A random assignment with bias p is an assignment where 
each variable is set to true with probability p.
The maximum bias is the best probability.

http://www.ccs.neu.edu/home/lieber/courses/csu670/f07/outsourced/guaraldi/satsolver-1.1/api/index.html

The following link points to a good implementation:
/home/lieber/.www/courses/csu670/sp09/source/Administrator/lib/willg-1.0.jar
or
http://www.ccs.neu.edu/home/lieber/courses/csu670/sp09/source/Administrator/lib/willg-1.0.jar

Implement the following task:
Input: CSP-formula F (several relations allowed!).
Output: Coefficients and maximum bias of the polynomial.
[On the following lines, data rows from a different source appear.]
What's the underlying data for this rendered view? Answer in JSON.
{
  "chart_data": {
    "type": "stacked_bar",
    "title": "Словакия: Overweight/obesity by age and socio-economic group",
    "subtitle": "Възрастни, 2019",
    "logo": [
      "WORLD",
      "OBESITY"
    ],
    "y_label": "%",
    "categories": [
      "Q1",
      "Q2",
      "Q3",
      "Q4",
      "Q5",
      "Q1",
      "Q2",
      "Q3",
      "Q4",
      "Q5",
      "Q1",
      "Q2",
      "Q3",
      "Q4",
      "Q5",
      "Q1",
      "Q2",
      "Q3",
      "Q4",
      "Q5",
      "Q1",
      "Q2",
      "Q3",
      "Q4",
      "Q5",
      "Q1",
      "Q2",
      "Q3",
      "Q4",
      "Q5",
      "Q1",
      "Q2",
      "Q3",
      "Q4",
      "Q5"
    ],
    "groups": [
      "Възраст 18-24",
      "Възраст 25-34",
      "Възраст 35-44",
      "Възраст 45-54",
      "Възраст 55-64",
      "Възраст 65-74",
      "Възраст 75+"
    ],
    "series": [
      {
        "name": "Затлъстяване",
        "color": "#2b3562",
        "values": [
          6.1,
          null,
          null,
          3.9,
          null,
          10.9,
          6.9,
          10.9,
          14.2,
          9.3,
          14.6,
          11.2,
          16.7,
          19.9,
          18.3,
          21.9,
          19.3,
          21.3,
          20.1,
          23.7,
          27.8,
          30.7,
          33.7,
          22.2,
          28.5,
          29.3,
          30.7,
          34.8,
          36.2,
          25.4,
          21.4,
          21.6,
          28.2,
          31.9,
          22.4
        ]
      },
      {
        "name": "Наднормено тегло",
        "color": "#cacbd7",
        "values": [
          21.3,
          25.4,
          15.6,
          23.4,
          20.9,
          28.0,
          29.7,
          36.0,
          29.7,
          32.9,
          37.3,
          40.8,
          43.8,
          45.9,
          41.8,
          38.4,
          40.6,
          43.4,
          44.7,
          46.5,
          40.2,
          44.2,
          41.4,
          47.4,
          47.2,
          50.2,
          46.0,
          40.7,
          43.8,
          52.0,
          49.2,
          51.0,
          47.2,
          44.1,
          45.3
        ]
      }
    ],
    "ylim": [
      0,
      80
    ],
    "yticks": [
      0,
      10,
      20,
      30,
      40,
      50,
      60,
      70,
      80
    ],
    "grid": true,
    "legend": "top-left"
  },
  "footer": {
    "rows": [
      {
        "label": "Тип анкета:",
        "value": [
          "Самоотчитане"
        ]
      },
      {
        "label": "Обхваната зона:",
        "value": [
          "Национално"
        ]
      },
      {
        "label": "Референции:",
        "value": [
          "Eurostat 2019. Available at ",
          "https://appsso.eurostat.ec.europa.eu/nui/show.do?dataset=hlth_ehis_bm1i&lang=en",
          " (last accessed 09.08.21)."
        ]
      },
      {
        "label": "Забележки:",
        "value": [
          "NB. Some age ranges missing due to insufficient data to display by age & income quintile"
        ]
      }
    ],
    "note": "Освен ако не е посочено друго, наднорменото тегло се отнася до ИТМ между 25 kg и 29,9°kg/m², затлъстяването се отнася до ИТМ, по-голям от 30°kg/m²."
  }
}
Test your program with various CSP-formulas including one
where the type is T=(22). The maximum bias should be
one 1/3 in this case. Is it? 

What should the maximum bias be
for T=(X). Test your hypothesis with a CSP(X)-formula.
Try X = 1, 60, 90, 102.

Are the polynomials for 60,90,102 all different?

For part D make a software development plan that you implement during the week.

PART E: (3 points)
==================

Design a class dictionary that accepts the following input.
You define a cd for Boolean expressions and 
Linear Pseudo Boolean expressions.
Note that a raw material consists of a set of weighted
constraints followed by the relation definitions.

Turn in your cd with multiple test inputs.

1: 1 v1 v2 v3
1: 2 v7 v8 v9
1: OneInThree v7 v8 v9
100: AtLeastTwoInThree v7 v8 v9
7: AtLeastTwoInThree2 v4 v5 v6
5: Or2 v4 v5
4: Neg v4
1: Pos v5
4: F15 v5 v6
relations  // formulated with x1 x2 x3
pseudo OneInThree = 
  1*x1 + 1*x2 + 1*x3=1
pseudo AtLeastTwoInThree =
  1*x1 + 1*x2 + 1*x3 >= 2
pseudo AtLeastTwoInThree2 =
  x1 + x2 + x3 >= 2
pseudo F11 =
  2*x1 + 2*!x2 + 7*x3 >= 5
pseudo F12 =
  2*x1 - 3*!x2 <= 3
pseudo F13 =
  2*x1 + 2*!x2 <= 3
pseudo F14 =
  x1 = 1
pseudo F15 =
  3*x1 - 2*!x2 <= 3
Pos = x1 
Neg = !x1
Or2 = (or x1 x2)
F1 = (or !x1 (and (or x2 x1) !x3))
F2 = (or )
F3 = (and)


Turn in your robot to Blackboard as a jar file containing the source code.
Also turn in the jar file for your player, but 
without source code, to /scratch/lieber/csu670-sp09-sdg/feb3
Make sure you name your robot after your team 
name followed by the subproject number.
We use the same turn-in protocol from subproject 3.

General guidelines for all submissions:

Organize your submissions.
If a project asks for part 1, part 2 with sub parts A and B, part 3,
your submission must have the same structure:

/part1
/part2
   /partA
   /partB
/part3

where partA is a subdirectory of part2, etc.
Readme files are appreciated. They should contain
information like: part 1 is in Y.java and part 2
in C.java and program.input.

If the program runs, submit your tests written in JUnit 4.